Frequently Asked Questions

What is a stranded asset?
A stranded asset is any resource that has lost economic value well ahead of its expected lifespan due to external changes. In climate finance, it represents a major financial risk where assets in carbon-intensive industries become obsolete or unprofitable because of the global push for decarbonization.
What drives the risk of asset stranding?
The risk of asset stranding is driven by several interconnected factors including:
  • Regulatory and Policy Changes: Climate policies like carbon pricing and emissions caps increase operating costs for carbon-intensive assets.
  • Market and Technology Shifts: Falling costs of renewables and disruptive technologies like electric vehicles reduce demand for fossil fuels.

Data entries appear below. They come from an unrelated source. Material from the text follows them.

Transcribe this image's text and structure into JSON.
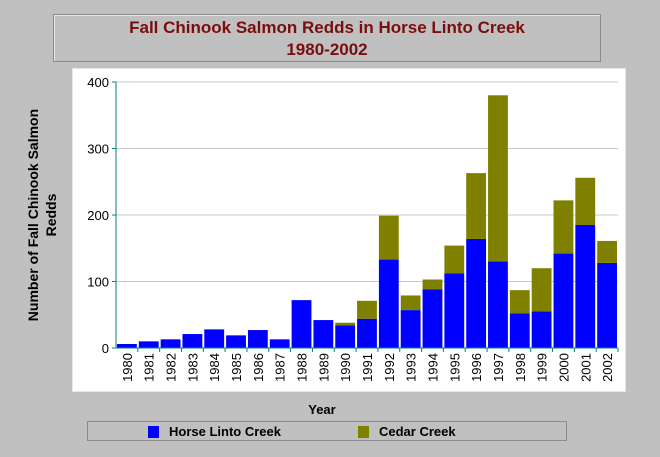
{
  "chart_data": {
    "type": "bar",
    "stacked": true,
    "title": "Fall Chinook Salmon Redds in Horse Linto Creek",
    "subtitle": "1980-2002",
    "xlabel": "Year",
    "ylabel": "Number of Fall Chinook Salmon Redds",
    "ylim": [
      0,
      400
    ],
    "yticks": [
      0,
      100,
      200,
      300,
      400
    ],
    "grid": true,
    "legend_position": "bottom",
    "categories": [
      "1980",
      "1981",
      "1982",
      "1983",
      "1984",
      "1985",
      "1986",
      "1987",
      "1988",
      "1989",
      "1990",
      "1991",
      "1992",
      "1993",
      "1994",
      "1995",
      "1996",
      "1997",
      "1998",
      "1999",
      "2000",
      "2001",
      "2002"
    ],
    "series": [
      {
        "name": "Horse Linto Creek",
        "color": "#0000ff",
        "values": [
          6,
          10,
          13,
          21,
          28,
          19,
          27,
          13,
          72,
          42,
          34,
          44,
          133,
          57,
          88,
          112,
          164,
          130,
          52,
          55,
          142,
          185,
          128
        ]
      },
      {
        "name": "Cedar Creek",
        "color": "#808000",
        "values": [
          0,
          0,
          0,
          0,
          0,
          0,
          0,
          0,
          0,
          0,
          4,
          27,
          66,
          22,
          15,
          42,
          99,
          250,
          35,
          65,
          80,
          71,
          33
        ]
      }
    ]
  }
}
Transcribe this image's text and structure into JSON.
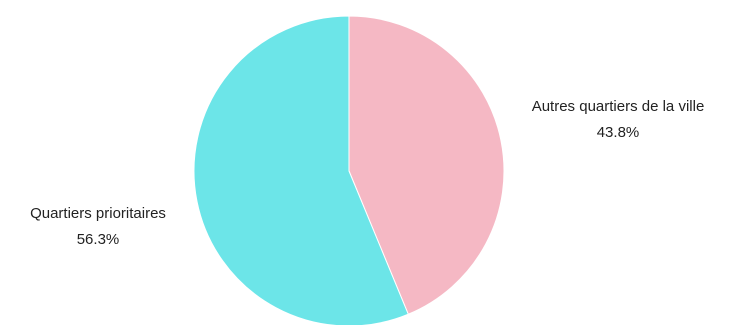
{
  "chart_data": {
    "type": "pie",
    "title": "",
    "slices": [
      {
        "label": "Autres quartiers de la ville",
        "value": 43.8,
        "value_label": "43.8%",
        "color": "#F5B8C4"
      },
      {
        "label": "Quartiers prioritaires",
        "value": 56.3,
        "value_label": "56.3%",
        "color": "#6CE5E8"
      }
    ],
    "start_angle": "12 o'clock",
    "direction": "clockwise",
    "legend": "none"
  }
}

  • Changing Social Norms and Litigation: Public awareness leads to boycotts, divestment, and climate-related lawsuits.
  • Physical Climate Risk: Climate-induced events such as floods or droughts can damage or destroy assets.
Can you provide concrete examples of stranded assets?
Examples include:
  • A Coal-Fired Power Plant: A plant expected to operate for 40 years is shut down after 15 years due to stringent carbon pricing, making it uneconomical compared to renewables. The invested capital becomes a stranded asset. Learn more about the EU Emissions Trading System (EU ETS)
  • Undeveloped Oil and Gas Reserves: Proven reserves lose value as fossil fuel demand drops under climate goals, forcing companies to write down their value, often called the "carbon bubble" (source: Carbon Tracker Initiative).